In a second day Friday of exploring potential funding to address the state’s failing infrastructure, lawmakers heard yet another bleak outlook from the Mississippi Department of Transportation.
The bottom line, MDOT Executive Director Melinda McGrath said: State crews cannot keep up with the rate of declining conditions of the state’s roads and bridges under current funding.
MDOT, despite the help of powerful lobbyists and interest groups, has failed for several years to convince the Legislature to fund its stated needs: $400 million more per year — a conservative estimate — to sufficiently address the state’s infrastructure problem.
MDOT’s budget for the current fiscal year, about $1.2 billion, is made up of revenue collected from the state’s 18.4-cent gas tax and federal transportation funds. State Aid Roads received about $175 million in general funds for the current fiscal year.
Several of the 12 senators in attendance Friday pressed McGrath on basic spending of her department – a line of questioning inspired by legislative leadership, which has spent months going line-by-line through the department’s budget. While other agencies have faced similar action by the Legislature, few have been squeezed as much as MDOT.

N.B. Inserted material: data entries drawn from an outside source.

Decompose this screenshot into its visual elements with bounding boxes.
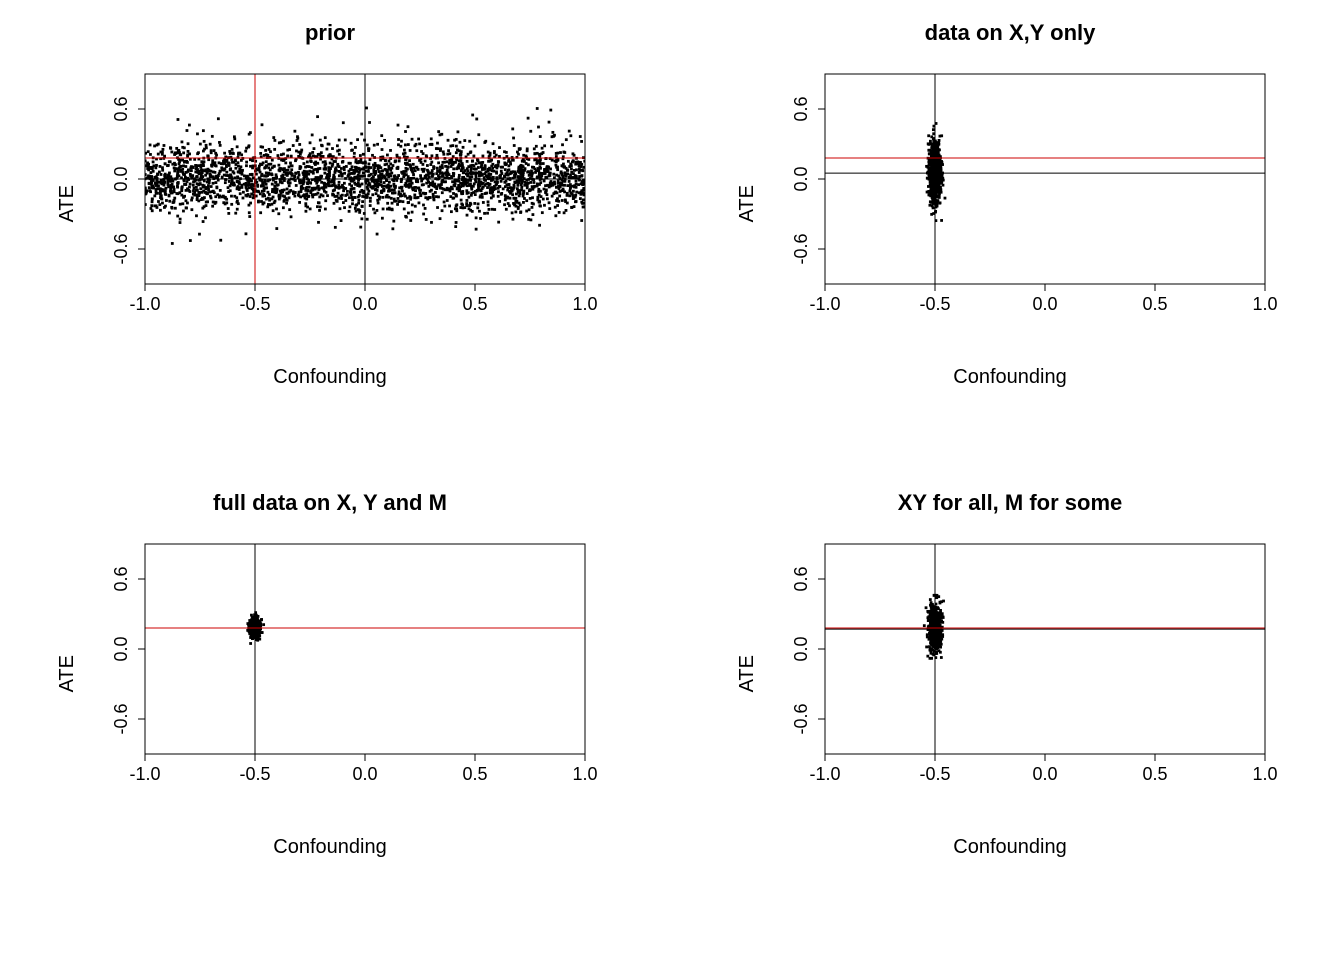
svg-text:0.5: 0.5 <box>462 764 487 784</box>
svg-text:0.0: 0.0 <box>1032 294 1057 314</box>
svg-text:-0.5: -0.5 <box>919 294 950 314</box>
svg-text:0.0: 0.0 <box>1032 764 1057 784</box>
plot-xy-only: -1.0 -0.5 0.0 0.5 1.0 -0.6 0.0 0.6 <box>765 64 1285 344</box>
ylabel: ATE <box>56 185 79 222</box>
chart-grid: prior ATE -1.0 -0.5 0.0 0.5 1.0 -0.6 0.0 0.6 Co… <box>20 20 1320 920</box>
svg-text:0.5: 0.5 <box>1142 294 1167 314</box>
svg-text:0.6: 0.6 <box>791 566 811 591</box>
panel-title: XY for all, M for some <box>898 490 1123 516</box>
svg-text:0.6: 0.6 <box>111 96 131 121</box>
plot-wrap: ATE -1.0 -0.5 0.0 0.5 1.0 -0.6 0.0 0.6 <box>736 64 1285 344</box>
svg-text:0.0: 0.0 <box>352 764 377 784</box>
ylabel: ATE <box>736 655 759 692</box>
svg-text:0.0: 0.0 <box>791 166 811 191</box>
ylabel: ATE <box>56 655 79 692</box>
svg-text:-0.6: -0.6 <box>791 703 811 734</box>
xlabel: Confounding <box>273 836 386 859</box>
panel-title: data on X,Y only <box>925 20 1096 46</box>
plot-full-xym: -1.0 -0.5 0.0 0.5 1.0 -0.6 0.0 0.6 <box>85 534 605 814</box>
xlabel: Confounding <box>273 366 386 389</box>
plot-prior: -1.0 -0.5 0.0 0.5 1.0 -0.6 0.0 0.6 <box>85 64 605 344</box>
svg-text:-0.6: -0.6 <box>791 233 811 264</box>
svg-text:1.0: 1.0 <box>572 294 597 314</box>
svg-text:1.0: 1.0 <box>1252 294 1277 314</box>
plot-xy-m-some: -1.0 -0.5 0.0 0.5 1.0 -0.6 0.0 0.6 <box>765 534 1285 814</box>
svg-text:0.5: 0.5 <box>1142 764 1167 784</box>
svg-text:-1.0: -1.0 <box>129 294 160 314</box>
svg-text:-1.0: -1.0 <box>809 764 840 784</box>
svg-text:1.0: 1.0 <box>1252 764 1277 784</box>
svg-text:0.0: 0.0 <box>791 636 811 661</box>
panel-prior: prior ATE -1.0 -0.5 0.0 0.5 1.0 -0.6 0.0 0.6 Co… <box>20 20 640 450</box>
xlabel: Confounding <box>953 836 1066 859</box>
svg-text:0.0: 0.0 <box>111 166 131 191</box>
svg-text:-1.0: -1.0 <box>809 294 840 314</box>
svg-text:-0.5: -0.5 <box>919 764 950 784</box>
panel-full-xym: full data on X, Y and M ATE -1.0 -0.5 0.0 0… <box>20 490 640 920</box>
svg-text:-0.5: -0.5 <box>239 764 270 784</box>
svg-text:-0.6: -0.6 <box>111 703 131 734</box>
svg-text:0.6: 0.6 <box>111 566 131 591</box>
panel-xy-m-some: XY for all, M for some ATE -1.0 -0.5 0.0 0.… <box>700 490 1320 920</box>
svg-text:-0.6: -0.6 <box>111 233 131 264</box>
svg-text:0.0: 0.0 <box>352 294 377 314</box>
xlabel: Confounding <box>953 366 1066 389</box>
plot-wrap: ATE -1.0 -0.5 0.0 0.5 1.0 -0.6 0.0 0.6 <box>736 534 1285 814</box>
svg-text:1.0: 1.0 <box>572 764 597 784</box>
plot-wrap: ATE -1.0 -0.5 0.0 0.5 1.0 -0.6 0.0 0.6 <box>56 64 605 344</box>
svg-text:-1.0: -1.0 <box>129 764 160 784</box>
plot-wrap: ATE -1.0 -0.5 0.0 0.5 1.0 -0.6 0.0 0.6 <box>56 534 605 814</box>
svg-text:0.5: 0.5 <box>462 294 487 314</box>
panel-title: full data on X, Y and M <box>213 490 447 516</box>
ylabel: ATE <box>736 185 759 222</box>
panel-title: prior <box>305 20 355 46</box>
panel-xy-only: data on X,Y only ATE -1.0 -0.5 0.0 0.5 1.0 -0… <box>700 20 1320 450</box>
svg-text:0.6: 0.6 <box>791 96 811 121</box>
svg-text:-0.5: -0.5 <box>239 294 270 314</box>
svg-text:0.0: 0.0 <box>111 636 131 661</box>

For months, legislative leaders have questioned MDOT’s travel expenses, vehicle fleet size, and projects that don’t include repairing roads and bridges. In this year’s legislative session, several efforts to divert more funding to infrastructure improvement caused internal bickering and ultimately failed to move forward.

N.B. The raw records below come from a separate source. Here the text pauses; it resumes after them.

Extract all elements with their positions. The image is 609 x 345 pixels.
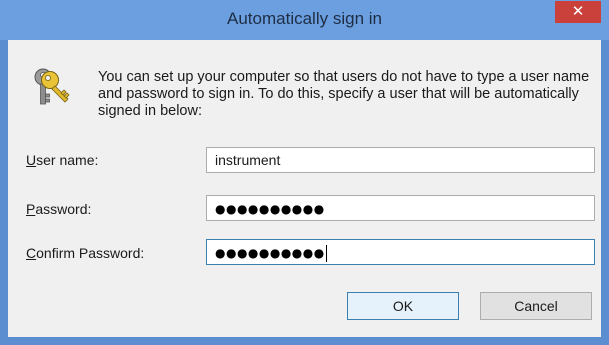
confirm-password-access-key: C (26, 245, 37, 261)
window-title: Automatically sign in (227, 9, 382, 28)
password-label: Password: (26, 201, 91, 217)
close-button[interactable]: ✕ (555, 1, 601, 23)
user-name-label: User name: (26, 152, 98, 168)
user-name-value: instrument (215, 152, 281, 168)
confirm-password-label: Confirm Password: (26, 245, 144, 261)
intro-text: You can set up your computer so that use… (98, 69, 590, 119)
confirm-password-input[interactable]: ●●●●●●●●●● (206, 239, 595, 265)
title-bar[interactable]: Automatically sign in ✕ (0, 0, 609, 40)
cancel-button[interactable]: Cancel (480, 292, 592, 320)
confirm-password-value: ●●●●●●●●●● (215, 246, 325, 260)
user-name-label-text: ser name: (36, 152, 99, 168)
password-access-key: P (26, 201, 36, 217)
user-name-access-key: U (26, 152, 37, 168)
text-caret (325, 244, 327, 262)
dialog-window: Automatically sign in ✕ You can set up y… (0, 0, 609, 345)
dialog-body: You can set up your computer so that use… (8, 40, 601, 337)
password-value: ●●●●●●●●●● (215, 202, 325, 216)
close-icon: ✕ (571, 3, 585, 20)
user-name-input[interactable]: instrument (206, 147, 595, 173)
keys-icon (34, 68, 70, 105)
password-input[interactable]: ●●●●●●●●●● (206, 195, 595, 221)
ok-button[interactable]: OK (347, 292, 459, 320)
password-label-text: assword: (35, 201, 92, 217)
confirm-password-label-text: onfirm Password: (36, 245, 145, 261)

When similar lines of questioning resurfaced on Friday, McGrath pushed back.
Sen. Bob Dearing, D-Natchez, asked McGrath why her department had delayed improving a section of highway in his district. Dozens of projects like the one in Dearing’s district are on hold as others have taken priority with the limited money the department has, McGrath said.
“So we have many deaths there, but we don’t have enough traffic volume for it?” Dearing asked.
“No, it does have the volume. We don’t have enough money,” McGrath replied.
MDOT spends about $225 million per year to service 27,248 miles of pavement, including interstates, four-lane highways and two-lane highways – and McGrath said on Friday that two-lane highways are in the worst shape of the three.
MDOT officials gave this sobering breakdown:
• A mere 116 of the 1,798 miles of interstate roadways that need repair can be addressed annually.
• Only 500 of the 2,244 miles of four-lane roadways are repaired annually.
• Just 1,000 of the 7,534 miles of two-lane highways get attention annually.
McGrath and Carey Webb, who runs State Aid Road Construction, a separate state agency that works more directly on county infrastructure, also specifically addressed bridges.
MDOT is responsible for 3,375 bridges around the state, while State Aid cares for 10,821. A federal audit earlier this year led to tougher inspections that closed several county wood-beam bridges around the state. Pictures of many of those bridges, showing completely missing or broken support beams and sagging surfaces, were provided to lawmakers on Friday.
By the end of the two-hour panel, just seven of the 12 senators who were there at the beginning remained in the room. At least two staff members of Lt. Gov. Tate Reeves were present, as well as at least one staff member of House Speaker Philip Gunn.
“We need additional resources to take care of this problem,” said Sen. Willie Simmons, D-Cleveland, chairman of the Senate Transportation committee. “It’s important that we think seriously about our responsibility and work towards a solution that will give us the revenue we need to take care of our failure to fulfill (that responsibility).”
“We’ve seen the roads and bridges – not only does it impact commerce, but it impacts safety,” Simmons said.